From A Bibliography of Alexandre Dumas père by Frank Wild Reed:
     L'Histoire et la Raison Humaine.
     Alexandre Dumas.
     Réponse à Sa Grandeur
     Monseigneur Dupanloup, Évêque d'Orléans.
     Imprimerie de Androsio.
     One volume, 4to., pp. xxxvi., 118, prix l franc.
     Evidently M. Glinel failed to secure a copy of this very rare work. That which lies before me has been carefully copied out in M. Glinel's hand, for the most part, from that which belonged to a friend. It bears the following note: "To my dear fellow-countryman Monsieur . . . (the name there written has become illegible). Alex. Dumas." It is on the fine, tough deckle-edged paper of which the copyist was very fond.
     The contents are as follows :—
     1. Lettre à M. le Vicomte de la Gueronnière, par Monseigneur l'Évêque d'Orléans. "M. le Vicomte . . ."
     Under five headings this letter fills pp. 1 to 50. In the margin M. Glinel has carefully noted fifteen instances in which Dumas' reproduction of the text differs slightly from the published brochure.
     2. Pages 51 to 205 (inclusive) consist of a long article signed by Dumas, in which he quotes freely from the Gospels and Dante, and which has much to say about the Papacy, Italy and Garibaldi, among other things.
     3. Pages 206 to 239 comprise an article addressed to "Monseigneur Son Éminence le Cardinal Antonelli," signed "Alexandre Dumas, 26 Mars 1861."
     The only copy I have heard of is in the Harvard College Library, Massachusetts, U.S.A.
     Now here is a little puzzle for solving. In his MS., translated as "On Board the 'Emma,' " we find the author of "Le Pape Devant les Évangiles," writing not later than early August, 1860, speaking of this work as already published. (Page 306 of the English work.) If Dumas was then correct, there must have been an earlier edition than that of Androsio, since the latter concludes with a letter addressed to Cardinal Antonelli, dated March 26th, 1861. Was the original brochure privately printed, and did it perhaps contain only Dumas' own article? In his narrative written on board his yacht, Dumas states that Pius IX. had forbidden him to land in the Papal States, giving the publication of the brochure and the Sicilian expedition as the reasons. The pagination of the Harvard copy is stated as : xxxvi., 96, and lacks the letter to Cardinal Antonelli.
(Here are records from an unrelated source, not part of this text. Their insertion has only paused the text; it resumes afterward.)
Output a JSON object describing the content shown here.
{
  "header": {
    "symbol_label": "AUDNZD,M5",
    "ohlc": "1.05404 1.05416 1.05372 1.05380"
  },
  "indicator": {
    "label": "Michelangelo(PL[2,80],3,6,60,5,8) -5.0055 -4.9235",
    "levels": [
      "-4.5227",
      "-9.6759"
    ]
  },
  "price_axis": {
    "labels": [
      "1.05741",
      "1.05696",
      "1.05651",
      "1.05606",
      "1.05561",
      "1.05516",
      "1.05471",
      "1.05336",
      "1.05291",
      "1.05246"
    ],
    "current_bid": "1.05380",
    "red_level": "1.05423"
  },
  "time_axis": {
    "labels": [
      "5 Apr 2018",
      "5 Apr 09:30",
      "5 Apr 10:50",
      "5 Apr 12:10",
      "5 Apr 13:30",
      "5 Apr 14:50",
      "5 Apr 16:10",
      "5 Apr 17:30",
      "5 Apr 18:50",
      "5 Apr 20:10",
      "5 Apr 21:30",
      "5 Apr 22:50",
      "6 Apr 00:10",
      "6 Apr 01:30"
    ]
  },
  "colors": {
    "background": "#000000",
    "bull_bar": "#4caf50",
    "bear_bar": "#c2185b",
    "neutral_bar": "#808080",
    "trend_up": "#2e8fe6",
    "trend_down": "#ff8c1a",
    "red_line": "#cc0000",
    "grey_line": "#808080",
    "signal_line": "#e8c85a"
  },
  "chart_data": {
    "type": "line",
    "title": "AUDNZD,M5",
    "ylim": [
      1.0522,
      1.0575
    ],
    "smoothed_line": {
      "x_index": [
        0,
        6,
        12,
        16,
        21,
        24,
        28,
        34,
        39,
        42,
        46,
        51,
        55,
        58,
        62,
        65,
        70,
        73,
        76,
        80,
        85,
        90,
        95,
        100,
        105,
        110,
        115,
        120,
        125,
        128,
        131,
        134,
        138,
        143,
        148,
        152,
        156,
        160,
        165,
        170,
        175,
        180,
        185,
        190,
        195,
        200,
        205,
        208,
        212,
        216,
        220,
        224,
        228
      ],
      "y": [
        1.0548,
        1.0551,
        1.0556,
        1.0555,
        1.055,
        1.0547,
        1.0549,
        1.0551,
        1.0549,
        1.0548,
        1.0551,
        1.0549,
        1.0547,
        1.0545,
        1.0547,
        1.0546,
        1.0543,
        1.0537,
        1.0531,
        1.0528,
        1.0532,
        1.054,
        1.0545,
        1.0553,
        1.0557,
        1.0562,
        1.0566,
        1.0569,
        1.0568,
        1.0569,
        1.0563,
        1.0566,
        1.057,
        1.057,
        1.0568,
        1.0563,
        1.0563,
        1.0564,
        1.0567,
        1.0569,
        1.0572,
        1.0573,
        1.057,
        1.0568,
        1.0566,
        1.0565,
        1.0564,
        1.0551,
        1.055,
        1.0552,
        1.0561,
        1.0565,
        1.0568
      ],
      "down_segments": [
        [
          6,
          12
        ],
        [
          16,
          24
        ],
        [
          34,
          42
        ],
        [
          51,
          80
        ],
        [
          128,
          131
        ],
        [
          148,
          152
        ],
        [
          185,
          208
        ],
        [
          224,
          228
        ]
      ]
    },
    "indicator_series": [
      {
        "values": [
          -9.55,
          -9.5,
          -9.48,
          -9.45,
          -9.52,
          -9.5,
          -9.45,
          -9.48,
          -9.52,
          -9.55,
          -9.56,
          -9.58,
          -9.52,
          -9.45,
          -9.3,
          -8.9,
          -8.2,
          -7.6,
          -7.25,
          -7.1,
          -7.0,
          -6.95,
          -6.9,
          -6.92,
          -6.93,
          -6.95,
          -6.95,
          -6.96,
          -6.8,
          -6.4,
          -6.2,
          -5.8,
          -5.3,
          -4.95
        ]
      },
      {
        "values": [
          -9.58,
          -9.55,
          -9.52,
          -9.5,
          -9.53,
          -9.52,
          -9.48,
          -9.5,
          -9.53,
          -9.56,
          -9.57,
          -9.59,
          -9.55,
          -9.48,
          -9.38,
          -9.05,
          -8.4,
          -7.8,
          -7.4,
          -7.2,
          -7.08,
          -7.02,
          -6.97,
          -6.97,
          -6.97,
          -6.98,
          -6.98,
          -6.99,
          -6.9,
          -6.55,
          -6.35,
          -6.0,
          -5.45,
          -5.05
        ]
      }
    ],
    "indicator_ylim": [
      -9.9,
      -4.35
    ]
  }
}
     The original MS. in Dumas' handwriting was discovered in 1921, and, being thought to be unpublished, was to have been issued in Italy. An accident prevented this, and before the owner could proceed with the project, the accord between Mussolini and the Pope caused its publication in that kingdom to be forbidden.

         References :—
     Maurel: "Les Trois Dumas," page 153. (He seems to be the only bibliographer acquainted with the work.)
     "La Vie Contemporaine," No. for December 15th, 1895.
     "Nottingham Evening Post," No. for March 27th, 1930. (I have also a French cutting practically of the same wording as the above, but am not aware from what journal it came.)